What’s more, a summer that many of us will spend in our home towns and cities rather than on a sun lounger calls for a different kind of warm-weather dressing, not the usual flimsy holiday wardrobe. “It’s nice to wear something that’s airy but not too revealing,” adds Fraser. At Joseph, another British label with a bluechip trouser pedigree, joint creative directors Anna Lundback Dyhr and Frederik Dyhr believe that a great pair of trousers should have “a sense of drama”. They are backing “elongated and elevated” fluid trousers, with high waistbands and deep pleats, for their two forthcoming collections.

You don’t have to buy new to get this look. Daisy Marlow and Laura Johnson are the co-founders of Make Nu, a new kind of chic fashion business, which brings taste and knowhow to repurposing and reviving your preloved clothes in order to help you fall in love with them again. “If you’ve got a baggy pair of trousers with allowance at the waistband we can turn them into pleats. We can add belt loops. We can taper the legs,” says Marlow. For a sustainable and affordable route, she suggests going to secondhand stores for a roomy pair of men’s trousers in a nice fabric and having them adapted. “I love this look – it makes me think of late 1970s Bianca Jagger,” says Johnson. “It’s timeless, and we’re all about longevity at Make Nu.”

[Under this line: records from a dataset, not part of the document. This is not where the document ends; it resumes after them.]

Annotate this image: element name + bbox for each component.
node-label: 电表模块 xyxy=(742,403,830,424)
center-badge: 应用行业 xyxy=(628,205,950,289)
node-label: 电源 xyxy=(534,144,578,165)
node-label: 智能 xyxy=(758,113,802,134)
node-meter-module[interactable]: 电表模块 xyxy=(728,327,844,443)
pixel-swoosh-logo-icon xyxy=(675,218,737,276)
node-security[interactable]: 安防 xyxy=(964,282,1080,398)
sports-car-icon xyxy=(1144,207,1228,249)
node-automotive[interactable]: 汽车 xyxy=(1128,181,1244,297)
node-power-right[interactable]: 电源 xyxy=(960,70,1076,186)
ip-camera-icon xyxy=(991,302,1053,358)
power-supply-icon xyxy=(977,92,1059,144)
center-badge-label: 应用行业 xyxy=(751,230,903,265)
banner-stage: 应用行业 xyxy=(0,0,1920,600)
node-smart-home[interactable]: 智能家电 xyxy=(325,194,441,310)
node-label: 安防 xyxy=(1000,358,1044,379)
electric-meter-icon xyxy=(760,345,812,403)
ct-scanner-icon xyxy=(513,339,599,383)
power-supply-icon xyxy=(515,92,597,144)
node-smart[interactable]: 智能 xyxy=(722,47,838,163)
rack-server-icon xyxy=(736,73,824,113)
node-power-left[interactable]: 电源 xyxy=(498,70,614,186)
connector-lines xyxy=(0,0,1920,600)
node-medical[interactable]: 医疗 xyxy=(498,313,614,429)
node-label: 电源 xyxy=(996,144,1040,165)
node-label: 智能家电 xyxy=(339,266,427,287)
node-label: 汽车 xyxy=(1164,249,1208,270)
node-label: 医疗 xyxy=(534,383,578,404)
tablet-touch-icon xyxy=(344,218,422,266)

Onloan is a fashion rental service that works a little like an old-school library card. Pay a subscription, and you can have two or four items on loan at any time. You get newness and sustainability on a Zara budget. “We keep hearing from our customers that rental is a great way to try out a new silhouette,” say co-founders Tamsin Chislett and Natalie Hasseck. “Right now we’ve got two incredible pairs of dad-silhouette trousers that are tenfold our most successful trousers of the moment. It’s taken us completely by surprise, because they are by a brilliant but under-the-radar Italian label, Jejia – no one knows the name, so it’s the shape that people are going for. They are perfectly cut at the waist, so that you can tuck in a white T and it sits perfectly.”

In her 2011 memoir, Then Again, Diane Keaton writes that Woody Allen told her to “wear what you want to wear … move around like a real person” when he directed her in Annie Hall. What she wanted to wear was “what the cool-looking women on the streets of SoHo were wearing … Annie’s khaki pants, vest and tie came from them.” Ralph Lauren provided most of the clothes, but the styling concept came from Keaton’s fascination with downtown urban style.

In 2021, after a year of dressing for the sofa or the park bench, the impulse to dress up for the city streets – to look cool – is back. And so are Annie Hall’s trousers.